Globally, food safety has some room for improvement. According to the World Health Organization, almost one in 10 people falls ill each year after eating contaminated food, and 420,000 die as a result. These illnesses can stem from issues around physical and chemical contaminants, additive and pesticide testing, and allergen labeling. To prevent these issues, manufacturers must ensure and prove food quality, i.e., the set of physical, chemical, biological, and sensory characteristics that make the product safe and acceptable to consumers.
To ensure process consistency and control in testing, manufacturers need food safety standards to guide their procedures. Food safety standards include measures put in place to prevent physical, chemical, and biological contaminants. The International Organization for Standardization (ISO) is an independent, non-governmental body that brings together experts from around the world to develop and share international standards.
Laboratories that conduct food safety testing often look to adhere to ISO 17025, a standard that outlines general requirements for the competence of testing and calibration laboratories. ISO 17025 helps to safeguard consumer health by ensuring that results produced by food testing laboratories are of sufficient sensitivity, reliability, and accuracy.
To better manage food safety, FDA has mandated that the testing of imported food and addressing food safety problems must be conducted by laboratories that are sufficiently compliant with ISO 17025. The new rules, which will come into effect by February 2022, will require laboratories to maintain a high level of process management and control. To achieve and maintain compliance with ISO 17025, laboratories need a system to help them manage and demonstrate adherence to requirements; many would benefit from having a laboratory information management system (LIMS) in place.
The Evolution of ISO 17025: from Prescriptive to Process Based
ISO 17025, released in 1999, became widely recognized as the international reference for testing and calibration laboratories. In 2017, an update was implemented that shifted the standard away from prescriptive requirements and toward a more process-based approach that gives laboratories more flexibility in how they operate. The updated version has a different structure and places a greater emphasis on risk assessment. There is also an increased focus on information technology, e.g., the provision of electronic test results and records.
If there were to be one single theme of ISO 17025:2017, it would be recordkeeping. The standard provides a structure to plan and measure adherence to preventive control procedures and determine their effectiveness. This “plan and measure” approach is a key ISO philosophy and can only be implemented when supported by a system that supports and enables process management and improvement. In practice, this is referred to as a “plan-do-check-act” cycle that involves planning, supporting process execution, and managing organization and performance.

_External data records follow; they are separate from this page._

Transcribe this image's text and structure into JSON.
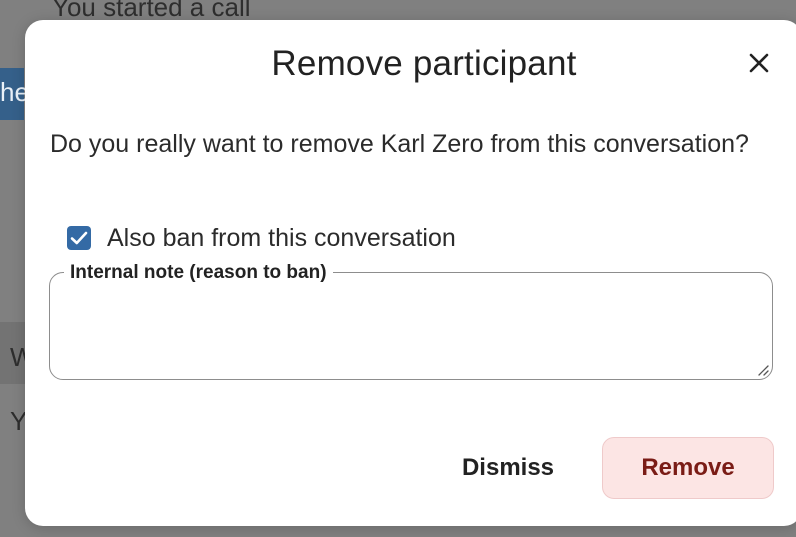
{
  "background": {
    "line_call": "You started a call",
    "line_blue": "he",
    "line_w": "W",
    "line_y": "Y"
  },
  "dialog": {
    "title": "Remove participant",
    "close_icon": "close-icon",
    "message": "Do you really want to remove Karl Zero from this conversation?",
    "ban_checkbox": {
      "checked": true,
      "label": "Also ban from this conversation"
    },
    "note": {
      "label": "Internal note (reason to ban)",
      "value": ""
    },
    "dismiss_label": "Dismiss",
    "remove_label": "Remove"
  },
  "colors": {
    "checkbox": "#346aa5",
    "remove_button_bg": "#fce5e4",
    "remove_button_text": "#7a1c16",
    "overlay": "#808080"
  }
}
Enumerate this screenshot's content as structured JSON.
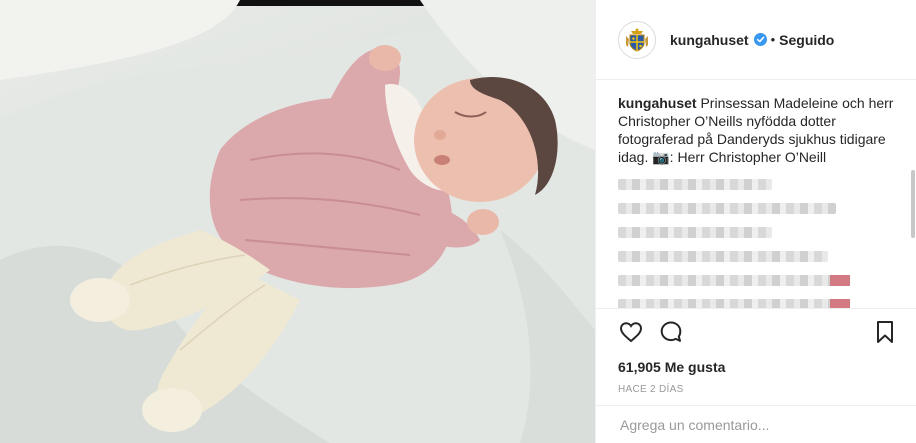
{
  "account": {
    "username": "kungahuset",
    "follow_status": "Seguido",
    "separator": "•"
  },
  "caption": {
    "username": "kungahuset",
    "text": "Prinsessan Madeleine och herr Christopher O’Neills nyfödda dotter fotograferad på Danderyds sjukhus tidigare idag. 📷: Herr Christopher O’Neill"
  },
  "blurred_comments": [
    {
      "width": 0.55,
      "pink": false
    },
    {
      "width": 0.78,
      "pink": false
    },
    {
      "width": 0.55,
      "pink": false
    },
    {
      "width": 0.75,
      "pink": false
    },
    {
      "width": 0.83,
      "pink": true
    },
    {
      "width": 0.83,
      "pink": true
    }
  ],
  "stats": {
    "likes": "61,905 Me gusta",
    "time_ago": "HACE 2 DÍAS"
  },
  "comment_input": {
    "placeholder": "Agrega un comentario..."
  },
  "icons": {
    "like": "heart-icon",
    "comment": "comment-bubble-icon",
    "save": "bookmark-icon",
    "verified": "verified-badge-icon",
    "avatar": "royal-crest-icon"
  },
  "colors": {
    "verified": "#3897f0",
    "text": "#262626",
    "muted": "#999999"
  }
}
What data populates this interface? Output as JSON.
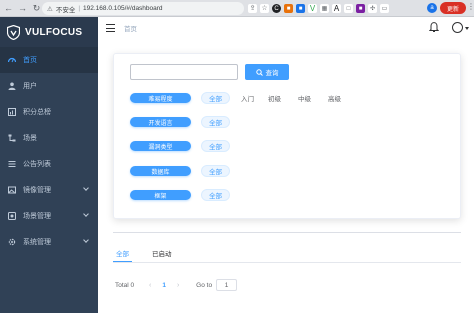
{
  "browser": {
    "security_label": "不安全",
    "url": "192.168.0.105/#/dashboard",
    "profile_initial": "a",
    "update_label": "更新"
  },
  "sidebar": {
    "brand": "VULFOCUS",
    "items": [
      {
        "label": "首页",
        "icon": "dashboard-icon"
      },
      {
        "label": "用户",
        "icon": "user-icon"
      },
      {
        "label": "积分总榜",
        "icon": "chart-icon"
      },
      {
        "label": "场景",
        "icon": "tree-icon"
      },
      {
        "label": "公告列表",
        "icon": "list-icon"
      },
      {
        "label": "镜像管理",
        "icon": "image-icon"
      },
      {
        "label": "场景管理",
        "icon": "scene-icon"
      },
      {
        "label": "系统管理",
        "icon": "settings-icon"
      }
    ]
  },
  "topbar": {
    "breadcrumb": "首页"
  },
  "filters": {
    "search_placeholder": "",
    "search_button": "查询",
    "rows": [
      {
        "tag": "难易程度",
        "options": [
          "全部",
          "入门",
          "初级",
          "中级",
          "高级"
        ]
      },
      {
        "tag": "开发语言",
        "options": [
          "全部"
        ]
      },
      {
        "tag": "漏洞类型",
        "options": [
          "全部"
        ]
      },
      {
        "tag": "数据库",
        "options": [
          "全部"
        ]
      },
      {
        "tag": "框架",
        "options": [
          "全部"
        ]
      }
    ]
  },
  "tabs": {
    "all": "全部",
    "started": "已启动"
  },
  "pagination": {
    "total": "Total 0",
    "current_page": "1",
    "goto_label": "Go to",
    "goto_value": "1"
  },
  "colors": {
    "accent": "#409eff",
    "sidebar_bg": "#304156",
    "update_red": "#d93025"
  }
}
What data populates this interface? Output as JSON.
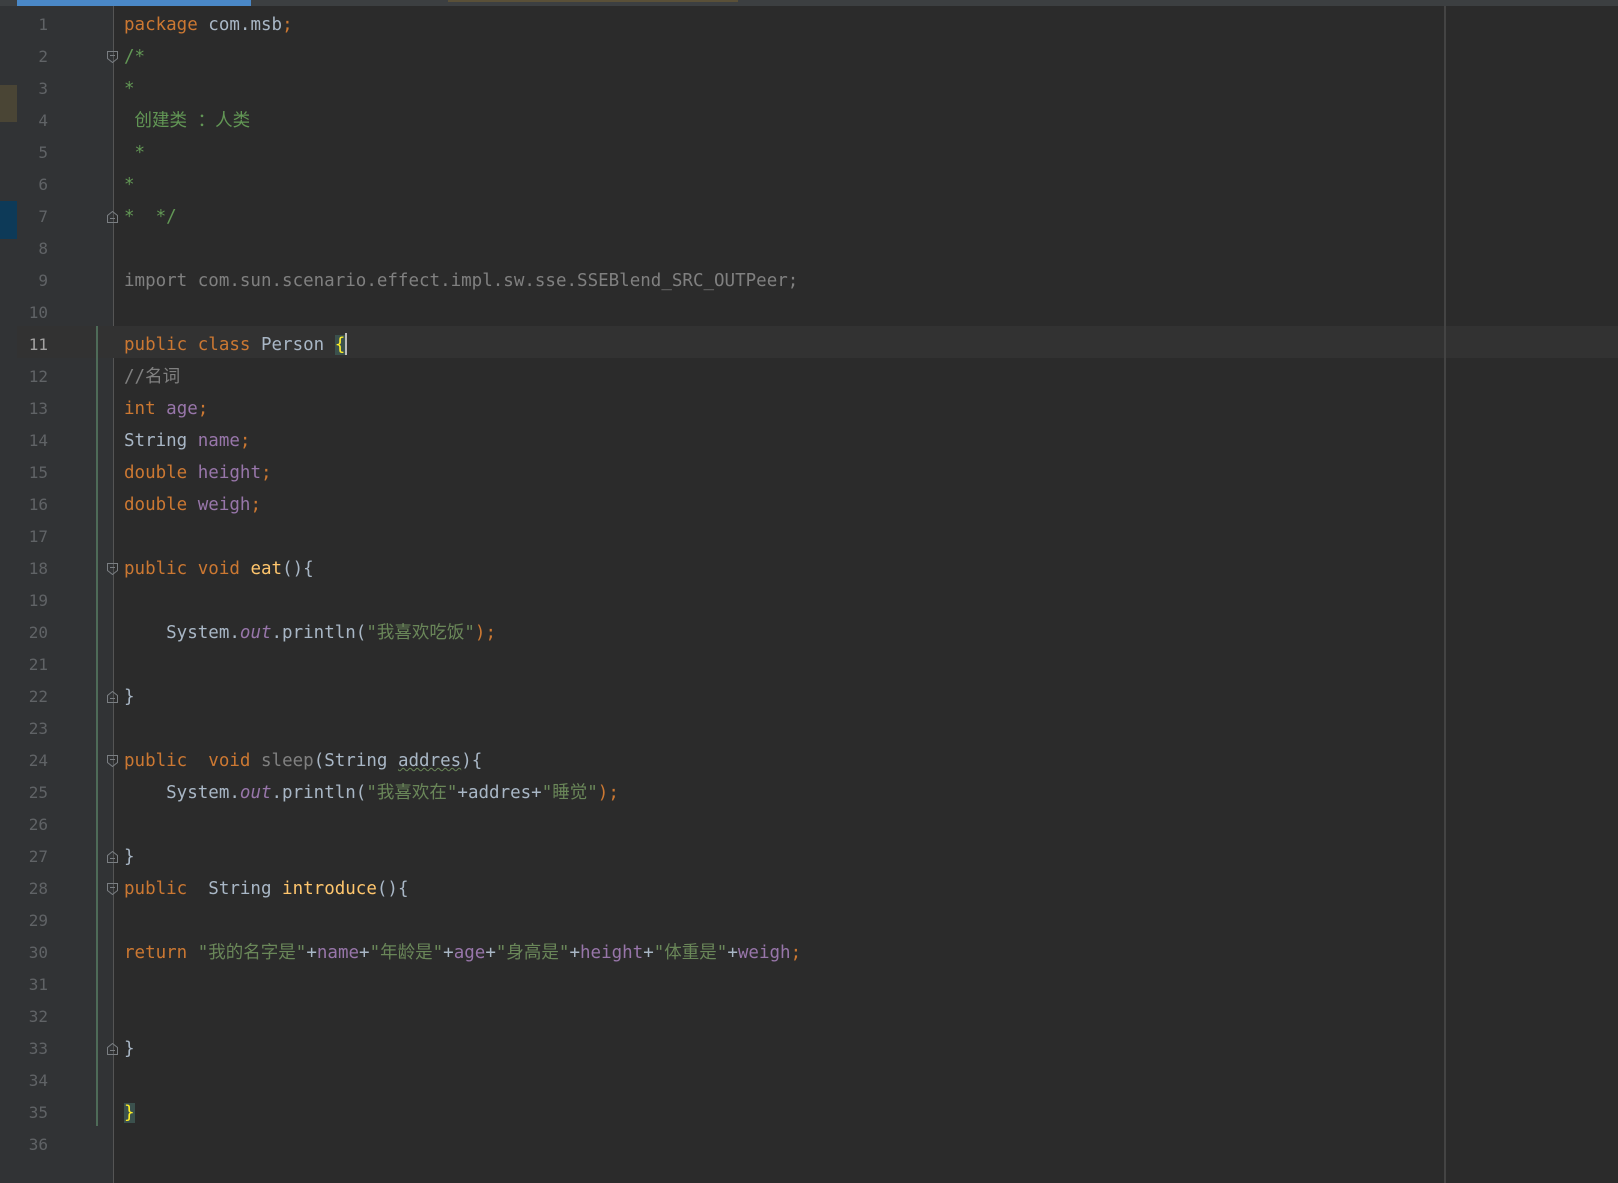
{
  "editor": {
    "language": "java",
    "colors": {
      "background": "#2b2b2b",
      "gutter": "#313335",
      "keyword": "#cc7832",
      "comment": "#629755",
      "string": "#6a8759",
      "field": "#9876aa",
      "method": "#ffc66d",
      "text": "#a9b7c6"
    },
    "current_line": 11,
    "lines": [
      {
        "num": "1",
        "tokens": [
          {
            "t": "package",
            "c": "kw"
          },
          {
            "t": " com.msb",
            "c": "plain"
          },
          {
            "t": ";",
            "c": "kw"
          }
        ]
      },
      {
        "num": "2",
        "fold": "start",
        "tokens": [
          {
            "t": "/*",
            "c": "cm"
          }
        ]
      },
      {
        "num": "3",
        "tokens": [
          {
            "t": "*",
            "c": "cm"
          }
        ]
      },
      {
        "num": "4",
        "tokens": [
          {
            "t": " 创建类 ：人类",
            "c": "cm"
          }
        ]
      },
      {
        "num": "5",
        "tokens": [
          {
            "t": " *",
            "c": "cm"
          }
        ]
      },
      {
        "num": "6",
        "tokens": [
          {
            "t": "*",
            "c": "cm"
          }
        ]
      },
      {
        "num": "7",
        "fold": "end",
        "tokens": [
          {
            "t": "*  */",
            "c": "cm"
          }
        ]
      },
      {
        "num": "8",
        "tokens": []
      },
      {
        "num": "9",
        "tokens": [
          {
            "t": "import com.sun.scenario.effect.impl.sw.sse.SSEBlend_SRC_OUTPeer;",
            "c": "unused"
          }
        ]
      },
      {
        "num": "10",
        "tokens": []
      },
      {
        "num": "11",
        "tokens": [
          {
            "t": "public",
            "c": "kw"
          },
          {
            "t": " ",
            "c": "plain"
          },
          {
            "t": "class",
            "c": "kw"
          },
          {
            "t": " Person ",
            "c": "plain"
          },
          {
            "t": "{",
            "c": "brace-hl"
          },
          {
            "t": "",
            "c": "caret"
          }
        ]
      },
      {
        "num": "12",
        "tokens": [
          {
            "t": "//名词",
            "c": "lc"
          }
        ]
      },
      {
        "num": "13",
        "tokens": [
          {
            "t": "int",
            "c": "kw"
          },
          {
            "t": " ",
            "c": "plain"
          },
          {
            "t": "age",
            "c": "fld"
          },
          {
            "t": ";",
            "c": "kw"
          }
        ]
      },
      {
        "num": "14",
        "tokens": [
          {
            "t": "String ",
            "c": "plain"
          },
          {
            "t": "name",
            "c": "fld"
          },
          {
            "t": ";",
            "c": "kw"
          }
        ]
      },
      {
        "num": "15",
        "tokens": [
          {
            "t": "double",
            "c": "kw"
          },
          {
            "t": " ",
            "c": "plain"
          },
          {
            "t": "height",
            "c": "fld"
          },
          {
            "t": ";",
            "c": "kw"
          }
        ]
      },
      {
        "num": "16",
        "tokens": [
          {
            "t": "double",
            "c": "kw"
          },
          {
            "t": " ",
            "c": "plain"
          },
          {
            "t": "weigh",
            "c": "fld"
          },
          {
            "t": ";",
            "c": "kw"
          }
        ]
      },
      {
        "num": "17",
        "tokens": []
      },
      {
        "num": "18",
        "fold": "start",
        "tokens": [
          {
            "t": "public",
            "c": "kw"
          },
          {
            "t": " ",
            "c": "plain"
          },
          {
            "t": "void",
            "c": "kw"
          },
          {
            "t": " ",
            "c": "plain"
          },
          {
            "t": "eat",
            "c": "mth"
          },
          {
            "t": "(){",
            "c": "plain"
          }
        ]
      },
      {
        "num": "19",
        "tokens": []
      },
      {
        "num": "20",
        "tokens": [
          {
            "t": "    System.",
            "c": "plain"
          },
          {
            "t": "out",
            "c": "fldi"
          },
          {
            "t": ".println(",
            "c": "plain"
          },
          {
            "t": "\"我喜欢吃饭\"",
            "c": "str"
          },
          {
            "t": ");",
            "c": "kw"
          }
        ]
      },
      {
        "num": "21",
        "tokens": []
      },
      {
        "num": "22",
        "fold": "end",
        "tokens": [
          {
            "t": "}",
            "c": "plain"
          }
        ]
      },
      {
        "num": "23",
        "tokens": []
      },
      {
        "num": "24",
        "fold": "start",
        "tokens": [
          {
            "t": "public",
            "c": "kw"
          },
          {
            "t": "  ",
            "c": "plain"
          },
          {
            "t": "void",
            "c": "kw"
          },
          {
            "t": " ",
            "c": "plain"
          },
          {
            "t": "sleep",
            "c": "unused"
          },
          {
            "t": "(String ",
            "c": "plain"
          },
          {
            "t": "addres",
            "c": "squig"
          },
          {
            "t": "){",
            "c": "plain"
          }
        ]
      },
      {
        "num": "25",
        "tokens": [
          {
            "t": "    System.",
            "c": "plain"
          },
          {
            "t": "out",
            "c": "fldi"
          },
          {
            "t": ".println(",
            "c": "plain"
          },
          {
            "t": "\"我喜欢在\"",
            "c": "str"
          },
          {
            "t": "+addres+",
            "c": "plain"
          },
          {
            "t": "\"睡觉\"",
            "c": "str"
          },
          {
            "t": ");",
            "c": "kw"
          }
        ]
      },
      {
        "num": "26",
        "tokens": []
      },
      {
        "num": "27",
        "fold": "end",
        "tokens": [
          {
            "t": "}",
            "c": "plain"
          }
        ]
      },
      {
        "num": "28",
        "fold": "start",
        "tokens": [
          {
            "t": "public",
            "c": "kw"
          },
          {
            "t": "  String ",
            "c": "plain"
          },
          {
            "t": "introduce",
            "c": "mth"
          },
          {
            "t": "(){",
            "c": "plain"
          }
        ]
      },
      {
        "num": "29",
        "tokens": []
      },
      {
        "num": "30",
        "tokens": [
          {
            "t": "return",
            "c": "kw"
          },
          {
            "t": " ",
            "c": "plain"
          },
          {
            "t": "\"我的名字是\"",
            "c": "str"
          },
          {
            "t": "+",
            "c": "plain"
          },
          {
            "t": "name",
            "c": "fld"
          },
          {
            "t": "+",
            "c": "plain"
          },
          {
            "t": "\"年龄是\"",
            "c": "str"
          },
          {
            "t": "+",
            "c": "plain"
          },
          {
            "t": "age",
            "c": "fld"
          },
          {
            "t": "+",
            "c": "plain"
          },
          {
            "t": "\"身高是\"",
            "c": "str"
          },
          {
            "t": "+",
            "c": "plain"
          },
          {
            "t": "height",
            "c": "fld"
          },
          {
            "t": "+",
            "c": "plain"
          },
          {
            "t": "\"体重是\"",
            "c": "str"
          },
          {
            "t": "+",
            "c": "plain"
          },
          {
            "t": "weigh",
            "c": "fld"
          },
          {
            "t": ";",
            "c": "kw"
          }
        ]
      },
      {
        "num": "31",
        "tokens": []
      },
      {
        "num": "32",
        "tokens": []
      },
      {
        "num": "33",
        "fold": "end",
        "tokens": [
          {
            "t": "}",
            "c": "plain"
          }
        ]
      },
      {
        "num": "34",
        "tokens": []
      },
      {
        "num": "35",
        "tokens": [
          {
            "t": "}",
            "c": "brace-hl"
          }
        ]
      },
      {
        "num": "36",
        "tokens": []
      }
    ]
  }
}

ISO standards share themes and goals with other regulatory standards and systems. The implementation of ALCOA+ principles, for example, helps laboratories maintain reliable records. These principles are designed to support data integrity and look to ensure that data is attributable, legible, contemporaneous, original, and accurate, as well as complete, consistent, and enduring. By driving data integrity throughout all processes, laboratories increase confidence in the data they deliver. Hazard analysis and critical control points (HACCP) is another internationally recognized system that requires food and beverage producers to systematically look for critical points that may affect or pose a risk to product safety. By identifying these points, manufacturers can implement routine testing to monitor any critical levels and ensure corrective actions are put in place where required.
The Food Safety Modernization Act (FSMA) also provides a framework that aligns with ISO 17025:2017. Hazard analysis and preventive control are two key parts of this framework that are particularly aligned with ISO 17025:2017.
New Regulations Require a Different Approach to Quality Assurance
To be compliant with ISO 17025:2017, food testing laboratories need to implement regular testing of tools and processes to confirm suitable operation. If any issues are found, corrective processes are required, and continual monitoring would confirm the success of such adjustments. This cycle forms the basis of risk assessment and continual improvement for the organization. The updated standard has requirements that help laboratories to constantly optimize their resourcing, processes, and management systems. Overall, laboratories are encouraged to take a broader, more logical perspective in tracking the flow of how an item is tested in the laboratory.